AS MIL FACES DA JUSTIÇA

A falência do BPN é, como toda a gente sabe, «um caso de polícia».
O que coloca, desde logo, a questão de saber por que razão os responsáveis não foram, de imediato, detidos para averiguações.
É costume dizer-se que a justiça é lenta.
Será... mas nem sempre: um dia destes, uma mulher idosa foi presa, aqui no supermercado, por ter saído levando consigo, sem ter pago, uns pacotes de arroz e de massa, umas latas de atum... e logo no dia seguinte foi levada a tribunal, julgada e condenada.
Como se vê, neste caso a justiça foi célere...

Mas voltando ao BPN: parece não haver dúvidas de que o caso chegou ao que chegou, também por efeito da proverbial lentilentilentidão do Banco de Portugal (BP) - que só agiu... quando não podia mesmo deixar de fazê-lo, à semelhança, aliás, do que aconteceu no caso BCP - e, isto digo eu, sabe-se lá se outros casos semelhantes não estão por aí em desenvolvimento...

Alguns comentadores estranham (e tecem críticas) o facto de o Governador do Banco de Portugal - Vítor Constâncio - recusar demitir-se e ostentar uma postura de ostensiva subserviência face ao Governo.
Bom, a recusa percebe-se: Constâncio é «o funcionário mais bem pago do Estado Português» (ganha, anualmente, 281.804, 83 euros) e, demitindo-se do BP em lado algum ganharia coisa semelhante - não obstante ter assegurada (assim o creio) uma choruda e tranquila reforma.

Acresce que Constâncio parece ser pedra fundamental para o esclarecimento da (mais do que esclarecida) falência, de modo a que a justiça - a tal!... - cumpra o seu dever.

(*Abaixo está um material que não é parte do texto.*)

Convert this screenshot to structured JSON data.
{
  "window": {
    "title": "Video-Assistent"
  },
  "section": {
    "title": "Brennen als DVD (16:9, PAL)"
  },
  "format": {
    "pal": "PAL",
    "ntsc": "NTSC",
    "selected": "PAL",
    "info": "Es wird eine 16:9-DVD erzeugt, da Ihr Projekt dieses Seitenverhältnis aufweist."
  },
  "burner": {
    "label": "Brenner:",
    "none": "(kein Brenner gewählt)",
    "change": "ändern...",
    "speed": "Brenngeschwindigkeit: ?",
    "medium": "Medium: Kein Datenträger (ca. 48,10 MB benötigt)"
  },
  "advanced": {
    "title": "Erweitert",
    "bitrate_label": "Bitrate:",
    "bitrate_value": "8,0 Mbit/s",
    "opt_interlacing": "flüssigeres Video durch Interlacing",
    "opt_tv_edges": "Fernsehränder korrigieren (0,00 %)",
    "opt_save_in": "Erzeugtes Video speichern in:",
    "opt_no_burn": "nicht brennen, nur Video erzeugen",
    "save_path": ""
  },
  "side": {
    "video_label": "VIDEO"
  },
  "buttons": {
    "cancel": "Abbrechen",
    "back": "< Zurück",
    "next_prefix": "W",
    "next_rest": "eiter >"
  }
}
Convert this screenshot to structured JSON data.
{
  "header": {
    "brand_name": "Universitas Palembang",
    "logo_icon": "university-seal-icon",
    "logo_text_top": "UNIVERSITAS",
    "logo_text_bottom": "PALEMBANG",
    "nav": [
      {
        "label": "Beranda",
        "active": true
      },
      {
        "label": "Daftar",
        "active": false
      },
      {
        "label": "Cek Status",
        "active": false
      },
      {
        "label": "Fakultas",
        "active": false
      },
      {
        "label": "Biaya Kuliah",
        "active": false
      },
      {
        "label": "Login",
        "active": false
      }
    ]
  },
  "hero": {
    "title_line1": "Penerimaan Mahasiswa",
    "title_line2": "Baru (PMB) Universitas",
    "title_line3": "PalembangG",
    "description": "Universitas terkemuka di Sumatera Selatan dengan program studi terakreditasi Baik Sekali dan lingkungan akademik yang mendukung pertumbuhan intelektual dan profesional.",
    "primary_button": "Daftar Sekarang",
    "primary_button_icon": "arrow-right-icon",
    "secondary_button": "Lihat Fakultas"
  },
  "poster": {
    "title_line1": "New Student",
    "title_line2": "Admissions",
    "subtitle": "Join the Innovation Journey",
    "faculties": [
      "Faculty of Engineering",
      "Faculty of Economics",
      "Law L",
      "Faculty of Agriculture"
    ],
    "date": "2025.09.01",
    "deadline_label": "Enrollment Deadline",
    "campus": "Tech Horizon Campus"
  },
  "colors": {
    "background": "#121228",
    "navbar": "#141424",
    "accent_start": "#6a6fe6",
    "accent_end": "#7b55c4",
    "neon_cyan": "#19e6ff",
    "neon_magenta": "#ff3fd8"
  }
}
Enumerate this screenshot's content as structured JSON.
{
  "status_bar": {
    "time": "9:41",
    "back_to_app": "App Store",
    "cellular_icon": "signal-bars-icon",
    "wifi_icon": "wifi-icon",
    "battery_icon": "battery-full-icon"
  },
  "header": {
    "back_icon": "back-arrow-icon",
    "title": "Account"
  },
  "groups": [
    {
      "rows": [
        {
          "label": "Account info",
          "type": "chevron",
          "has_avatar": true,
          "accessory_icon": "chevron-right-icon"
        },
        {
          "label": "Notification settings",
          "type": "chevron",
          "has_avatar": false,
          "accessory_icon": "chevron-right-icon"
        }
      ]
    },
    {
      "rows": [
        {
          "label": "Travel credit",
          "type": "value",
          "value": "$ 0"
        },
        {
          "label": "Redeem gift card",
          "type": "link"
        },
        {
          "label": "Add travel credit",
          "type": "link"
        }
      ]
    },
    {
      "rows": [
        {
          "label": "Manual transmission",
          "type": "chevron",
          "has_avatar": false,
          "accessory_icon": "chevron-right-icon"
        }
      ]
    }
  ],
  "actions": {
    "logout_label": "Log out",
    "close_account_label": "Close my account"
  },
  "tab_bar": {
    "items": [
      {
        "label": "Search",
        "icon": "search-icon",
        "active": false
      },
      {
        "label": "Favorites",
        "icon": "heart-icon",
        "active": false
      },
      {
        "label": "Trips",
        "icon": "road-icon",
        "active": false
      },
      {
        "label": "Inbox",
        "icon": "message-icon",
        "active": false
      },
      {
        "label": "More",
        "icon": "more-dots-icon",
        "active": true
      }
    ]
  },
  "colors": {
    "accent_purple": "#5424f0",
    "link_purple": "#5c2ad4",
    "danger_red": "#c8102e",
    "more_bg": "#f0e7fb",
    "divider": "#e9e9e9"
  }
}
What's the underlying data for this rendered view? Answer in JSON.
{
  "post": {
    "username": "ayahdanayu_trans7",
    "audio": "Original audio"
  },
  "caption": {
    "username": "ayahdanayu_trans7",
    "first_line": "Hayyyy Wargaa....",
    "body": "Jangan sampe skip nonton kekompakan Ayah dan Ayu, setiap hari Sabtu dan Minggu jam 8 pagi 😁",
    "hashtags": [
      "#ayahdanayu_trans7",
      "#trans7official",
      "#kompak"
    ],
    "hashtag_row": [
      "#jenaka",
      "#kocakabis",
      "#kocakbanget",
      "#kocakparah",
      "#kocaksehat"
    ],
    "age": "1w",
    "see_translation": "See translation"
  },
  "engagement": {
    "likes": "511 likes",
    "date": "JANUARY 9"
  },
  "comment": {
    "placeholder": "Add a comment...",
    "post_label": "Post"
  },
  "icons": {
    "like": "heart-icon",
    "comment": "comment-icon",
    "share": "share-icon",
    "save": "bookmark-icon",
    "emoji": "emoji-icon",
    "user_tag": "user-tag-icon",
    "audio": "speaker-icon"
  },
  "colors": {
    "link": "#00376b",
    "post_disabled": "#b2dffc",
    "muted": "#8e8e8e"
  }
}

Na sua ida ao Parlamento, o Governador do BP procedeu a uma curiosíssima leitura dos acontecimentos.
Disse ele, segundo o Público, que há dois comportamentos distintos das duas administrações directamente envolvidas no caso:
no primeiro comportamento, com Oliveira e Costa na presidência, foram praticadas múltiplas irregularidades e ilegalidades e foi escondida informação ao BP;
no segundo comportamento, depois da demissão de Oliveira e Costa, em Fevereiro de 2008 (por «razões de saúde»), passou a ser fornecida informação ao BP (a informação da falência consumada, presumo...)
Depois, há um terceiro comportamento: o da administração de Miguel Cadilhe, da qual Constâncio revela que «sem a crise financeira, talvez o BPN tivesse sido recuperado num plano idealizado pela equipa do dr. Miguel Cadilhe, uma equipa de pessoas íntegras, de grande experiência bancária».
(E há, ainda, obviamente, o quarto comportamento: o dos bombeiros que a CGD enviou para apagar o gigantesco incêndio).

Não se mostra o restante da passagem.